Wave 2 will ALWAYS retrace at least 50% of wave 1.
Start of wave 1: 175
End of wave 1: 230 MAX
Minimum retracement of wave 1, assuming it reaches max potential: 202.5
Therefore, at this point if you sell a CC for 11/18 higher than 202.5, you'll be safe.
Yes, TSLA can and will most likely go above 202.5
However, at some point it will retrace back to 202.5 or below before going higher. The only risk is TSLA reaches 230, retraces back to 202.5 and shoot higher within the same week. If that happens, you have to make quick decision to roll your CC out. Picking a CC 3-4 strike above gives you more flexibility, hence I picked 215 & 210.
What you don't want to do is stand in between TSLA and its wave 3. When a double bullish divergence can be observed on a 1h+ timeframe at the end of wave 2, you know TSLA is ready to go higher and the limit for wave 3 is a lot higher than wave 1.
See chart. Note that 230 is the theoretical max for me. I'm not guaranteeing TSLA will hit 230 for wave 1.
View attachment 873842

Don’t be shy to come here and write in BOLD when you expect Wave 3 to happen after you see a bullish divergence. I think a lot of CC sellers here will benefit from a little hint ;)

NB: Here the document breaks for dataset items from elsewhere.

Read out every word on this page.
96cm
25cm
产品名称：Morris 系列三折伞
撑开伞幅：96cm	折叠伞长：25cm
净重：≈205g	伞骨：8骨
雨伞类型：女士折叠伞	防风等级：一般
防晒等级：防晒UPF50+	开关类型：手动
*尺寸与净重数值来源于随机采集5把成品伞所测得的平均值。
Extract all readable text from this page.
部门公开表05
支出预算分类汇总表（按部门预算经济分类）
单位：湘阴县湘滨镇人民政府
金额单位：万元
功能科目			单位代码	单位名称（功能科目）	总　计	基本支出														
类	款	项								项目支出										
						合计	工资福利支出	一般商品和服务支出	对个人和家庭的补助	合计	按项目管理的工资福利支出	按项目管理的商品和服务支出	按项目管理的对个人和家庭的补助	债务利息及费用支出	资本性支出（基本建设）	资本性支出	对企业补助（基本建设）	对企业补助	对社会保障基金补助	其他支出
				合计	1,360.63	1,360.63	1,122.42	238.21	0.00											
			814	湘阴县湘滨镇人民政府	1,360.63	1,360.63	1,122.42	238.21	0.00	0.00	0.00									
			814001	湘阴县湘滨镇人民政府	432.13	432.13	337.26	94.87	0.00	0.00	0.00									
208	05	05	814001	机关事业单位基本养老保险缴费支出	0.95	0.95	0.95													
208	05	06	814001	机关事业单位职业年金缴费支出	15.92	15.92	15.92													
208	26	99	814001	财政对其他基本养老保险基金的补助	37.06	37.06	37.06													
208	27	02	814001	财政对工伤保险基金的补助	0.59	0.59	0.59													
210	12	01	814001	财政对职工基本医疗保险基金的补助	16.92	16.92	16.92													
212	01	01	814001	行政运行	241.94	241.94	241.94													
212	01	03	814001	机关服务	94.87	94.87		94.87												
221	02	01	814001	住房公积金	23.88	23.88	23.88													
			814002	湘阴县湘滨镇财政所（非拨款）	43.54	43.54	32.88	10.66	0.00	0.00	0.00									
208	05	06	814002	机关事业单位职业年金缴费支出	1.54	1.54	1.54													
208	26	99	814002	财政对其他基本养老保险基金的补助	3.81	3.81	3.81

ggr said RSF is gone again on vacation so now your TA posts are more than welcomed here ;)
 
So no Form 4's filed for Friday. That means all the action from Wed-Fri were just normal trading. Isn't 100m+ shares traded daily significantly more than normal?

Edit: Just realized that Thursday & Friday could still be Elon selling again (from a deductive reasoning standpoint).
No lodgements on Friday due to the EDGARS lodgement office being closed for Veterans Day Holiday. So Elon can still lodge all forms covering Wednesday to Friday (where they exist) by 10pm on Monday.